Does This Bill Add Land to the Monument?

No. This bill would not cause any land to change hands. This bill would only create the opportunity for the National Park Service to acquire certain parcels of land from willing sellers. Those parcels, totaling approximately 43,000 acres, are located south of the Monument and would improve access to the Monument from the towns of Millinocket and East Millinocket. The parcels are included in this bill because their owners specifically requested that their lands be included within the Monument boundary. 

Why Add Lands to the Monument?

Access from the south has been a goal of the Monument since its creation, as it puts visitors within easy reach of amenities in Millinocket and East Millinocket, helping those communities see more of the direct, positive economic impact of the Monument. In 2021, the National Park Service estimated that the Katahdin Woods and Waters National Monument brought $3.3 million and 41,000 visitors into the region. 

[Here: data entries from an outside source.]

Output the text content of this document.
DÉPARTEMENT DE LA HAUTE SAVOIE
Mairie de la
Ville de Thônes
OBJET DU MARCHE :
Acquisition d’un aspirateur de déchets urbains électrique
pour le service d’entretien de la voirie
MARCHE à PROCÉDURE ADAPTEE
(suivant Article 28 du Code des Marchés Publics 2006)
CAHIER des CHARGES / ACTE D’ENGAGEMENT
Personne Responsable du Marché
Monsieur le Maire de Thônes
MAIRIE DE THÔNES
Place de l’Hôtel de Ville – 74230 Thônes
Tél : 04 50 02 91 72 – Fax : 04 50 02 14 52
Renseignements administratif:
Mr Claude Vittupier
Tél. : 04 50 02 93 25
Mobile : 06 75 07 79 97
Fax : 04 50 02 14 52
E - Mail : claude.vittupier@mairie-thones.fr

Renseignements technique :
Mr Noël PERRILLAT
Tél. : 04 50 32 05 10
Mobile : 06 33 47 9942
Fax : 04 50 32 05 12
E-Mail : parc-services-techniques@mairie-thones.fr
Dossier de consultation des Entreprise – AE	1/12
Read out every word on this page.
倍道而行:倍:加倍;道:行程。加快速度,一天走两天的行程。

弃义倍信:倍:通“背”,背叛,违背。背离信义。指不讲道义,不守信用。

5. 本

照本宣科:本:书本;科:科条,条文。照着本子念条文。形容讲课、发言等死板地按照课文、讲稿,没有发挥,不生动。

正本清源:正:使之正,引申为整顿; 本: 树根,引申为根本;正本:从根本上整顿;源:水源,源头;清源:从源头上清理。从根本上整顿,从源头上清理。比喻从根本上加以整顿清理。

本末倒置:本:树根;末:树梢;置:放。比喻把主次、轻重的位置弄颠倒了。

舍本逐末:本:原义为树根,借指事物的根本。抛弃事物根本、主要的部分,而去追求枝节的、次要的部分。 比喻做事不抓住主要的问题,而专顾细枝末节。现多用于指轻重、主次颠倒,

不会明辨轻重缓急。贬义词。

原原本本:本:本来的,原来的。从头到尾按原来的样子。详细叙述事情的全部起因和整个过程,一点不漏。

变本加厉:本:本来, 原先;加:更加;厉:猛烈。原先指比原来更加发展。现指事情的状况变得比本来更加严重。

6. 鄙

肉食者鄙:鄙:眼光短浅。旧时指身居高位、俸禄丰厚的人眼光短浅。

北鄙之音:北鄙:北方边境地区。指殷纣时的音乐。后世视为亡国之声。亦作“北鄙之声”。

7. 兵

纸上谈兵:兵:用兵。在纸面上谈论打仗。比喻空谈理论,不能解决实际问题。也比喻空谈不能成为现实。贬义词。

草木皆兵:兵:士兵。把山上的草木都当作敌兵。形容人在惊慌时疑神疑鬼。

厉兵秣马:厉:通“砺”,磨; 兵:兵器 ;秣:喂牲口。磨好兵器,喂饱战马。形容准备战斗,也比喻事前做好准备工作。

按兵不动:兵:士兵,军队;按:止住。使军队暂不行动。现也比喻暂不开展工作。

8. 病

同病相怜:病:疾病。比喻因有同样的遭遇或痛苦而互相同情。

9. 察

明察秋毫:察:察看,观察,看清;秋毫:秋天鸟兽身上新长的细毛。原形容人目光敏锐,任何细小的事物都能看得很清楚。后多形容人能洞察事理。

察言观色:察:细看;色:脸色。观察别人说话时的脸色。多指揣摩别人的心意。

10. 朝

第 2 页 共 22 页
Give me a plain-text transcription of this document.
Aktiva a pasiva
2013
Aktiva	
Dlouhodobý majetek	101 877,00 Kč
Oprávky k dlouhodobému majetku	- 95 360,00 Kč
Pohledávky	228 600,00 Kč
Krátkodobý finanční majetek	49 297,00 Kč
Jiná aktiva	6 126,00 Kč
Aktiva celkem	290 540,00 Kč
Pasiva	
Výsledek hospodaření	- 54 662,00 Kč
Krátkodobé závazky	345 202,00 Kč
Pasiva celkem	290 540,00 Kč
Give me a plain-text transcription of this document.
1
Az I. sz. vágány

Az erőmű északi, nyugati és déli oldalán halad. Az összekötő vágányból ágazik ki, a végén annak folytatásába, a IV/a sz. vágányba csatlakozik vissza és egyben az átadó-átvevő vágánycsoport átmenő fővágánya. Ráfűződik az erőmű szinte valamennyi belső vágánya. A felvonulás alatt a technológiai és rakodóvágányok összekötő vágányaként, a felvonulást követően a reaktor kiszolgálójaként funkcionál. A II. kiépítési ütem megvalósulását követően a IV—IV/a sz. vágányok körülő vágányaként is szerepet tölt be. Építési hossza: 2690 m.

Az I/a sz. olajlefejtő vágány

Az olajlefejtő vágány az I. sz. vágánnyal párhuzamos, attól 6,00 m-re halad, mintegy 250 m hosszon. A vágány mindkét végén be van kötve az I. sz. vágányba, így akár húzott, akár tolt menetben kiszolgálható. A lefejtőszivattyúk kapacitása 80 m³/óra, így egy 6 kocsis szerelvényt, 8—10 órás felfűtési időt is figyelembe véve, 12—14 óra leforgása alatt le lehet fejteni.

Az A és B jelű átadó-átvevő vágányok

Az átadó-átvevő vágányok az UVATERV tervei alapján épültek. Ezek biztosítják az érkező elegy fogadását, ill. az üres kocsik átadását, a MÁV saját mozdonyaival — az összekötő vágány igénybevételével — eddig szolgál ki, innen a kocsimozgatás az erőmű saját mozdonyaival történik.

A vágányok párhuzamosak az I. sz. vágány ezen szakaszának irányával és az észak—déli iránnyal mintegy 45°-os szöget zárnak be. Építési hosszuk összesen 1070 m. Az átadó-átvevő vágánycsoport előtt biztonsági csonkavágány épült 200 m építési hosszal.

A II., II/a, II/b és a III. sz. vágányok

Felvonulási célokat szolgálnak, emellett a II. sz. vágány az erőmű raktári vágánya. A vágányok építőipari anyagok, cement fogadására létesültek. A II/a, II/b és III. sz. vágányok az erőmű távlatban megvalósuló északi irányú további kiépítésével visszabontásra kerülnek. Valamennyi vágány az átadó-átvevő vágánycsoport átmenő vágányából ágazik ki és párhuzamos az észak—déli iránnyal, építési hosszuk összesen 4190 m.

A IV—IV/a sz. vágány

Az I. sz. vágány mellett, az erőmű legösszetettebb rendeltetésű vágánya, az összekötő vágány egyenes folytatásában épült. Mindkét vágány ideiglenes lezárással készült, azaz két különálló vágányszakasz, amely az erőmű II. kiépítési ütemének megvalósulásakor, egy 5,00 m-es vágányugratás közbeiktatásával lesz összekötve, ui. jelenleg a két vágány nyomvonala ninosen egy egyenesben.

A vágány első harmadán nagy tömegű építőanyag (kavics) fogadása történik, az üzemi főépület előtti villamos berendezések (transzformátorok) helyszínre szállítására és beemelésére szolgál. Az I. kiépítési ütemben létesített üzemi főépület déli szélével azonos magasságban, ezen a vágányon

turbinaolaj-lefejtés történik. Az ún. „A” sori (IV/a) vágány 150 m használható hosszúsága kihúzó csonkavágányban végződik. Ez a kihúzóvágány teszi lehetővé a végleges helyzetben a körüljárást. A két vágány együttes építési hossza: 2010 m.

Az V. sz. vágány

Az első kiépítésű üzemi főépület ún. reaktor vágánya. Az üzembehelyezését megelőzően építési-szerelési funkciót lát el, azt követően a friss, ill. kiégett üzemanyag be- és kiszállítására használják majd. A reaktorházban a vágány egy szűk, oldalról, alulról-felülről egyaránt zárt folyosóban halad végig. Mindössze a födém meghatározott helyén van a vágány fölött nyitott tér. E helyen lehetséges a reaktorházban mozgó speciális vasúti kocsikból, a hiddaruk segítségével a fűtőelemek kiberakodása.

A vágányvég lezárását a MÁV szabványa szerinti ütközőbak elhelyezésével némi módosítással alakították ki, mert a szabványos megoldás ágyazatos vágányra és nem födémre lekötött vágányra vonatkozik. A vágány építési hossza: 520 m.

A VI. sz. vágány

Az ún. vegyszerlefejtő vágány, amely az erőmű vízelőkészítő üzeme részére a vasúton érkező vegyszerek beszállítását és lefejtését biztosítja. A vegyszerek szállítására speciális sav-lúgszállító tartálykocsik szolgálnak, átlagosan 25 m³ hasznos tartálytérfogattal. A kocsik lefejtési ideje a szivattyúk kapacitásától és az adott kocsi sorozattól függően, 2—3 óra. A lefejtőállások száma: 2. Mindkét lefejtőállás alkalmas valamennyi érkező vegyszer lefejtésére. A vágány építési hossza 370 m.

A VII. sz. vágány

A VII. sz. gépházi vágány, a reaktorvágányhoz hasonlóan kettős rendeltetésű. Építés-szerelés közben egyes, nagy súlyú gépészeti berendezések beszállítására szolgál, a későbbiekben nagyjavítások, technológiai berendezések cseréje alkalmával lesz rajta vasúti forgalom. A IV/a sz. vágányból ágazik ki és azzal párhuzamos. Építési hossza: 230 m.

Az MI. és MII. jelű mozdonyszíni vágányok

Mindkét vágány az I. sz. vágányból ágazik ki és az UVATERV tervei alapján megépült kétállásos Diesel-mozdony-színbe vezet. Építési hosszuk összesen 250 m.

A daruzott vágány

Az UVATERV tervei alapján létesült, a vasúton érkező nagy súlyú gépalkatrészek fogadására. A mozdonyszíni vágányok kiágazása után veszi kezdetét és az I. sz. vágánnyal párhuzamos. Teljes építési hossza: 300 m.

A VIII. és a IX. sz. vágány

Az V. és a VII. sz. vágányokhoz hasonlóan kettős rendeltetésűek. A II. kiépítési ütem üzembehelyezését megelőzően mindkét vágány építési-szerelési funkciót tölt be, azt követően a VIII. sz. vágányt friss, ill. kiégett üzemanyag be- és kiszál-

The Monument and the parcels referenced in this bill are also an integral part of Maine’s North Woods, which is the largest unfragmented forest east of the Mississippi and provides some of the best remaining wildlife habitat this side of the Rockies. The area is home to iconic wildlife, including Moose, Canada Lynx, Black Bear, and more than one hundred species of migratory birds. Conserving this area is critical to maintaining biodiversity and the habitats species will need as their ranges shift, due to climate change. The designation of Katahdin Woods and Waters National Monument has brought national attention to this nationally significant area. Increased visitation will increase public interest and appreciation for Maine’s North Woods.

What Happens Now?

There will likely be a bill hearing before the National Parks Subcommittee of the Senate Energy and Natural Resources Committee. Maine Audubon will be in touch ahead of the hearing to help show our support for the bill. 

How Can I Help?

This bill could help protect remarkable habitat in Maine’s North Woods, but only if it passes. There are a number of ways you can help, including by thanking Senator King and Senator Collins for introducing the bill. You can also help by visiting Katahdin Woods and Waters. It’s an incredible area in all seasons, and in addition to providing wildlife-watching opportunities, is a haven for cross-country skiers, hikers, canoers, snowmobilers, and anyone who wants to take in some breathtaking Maine scenery.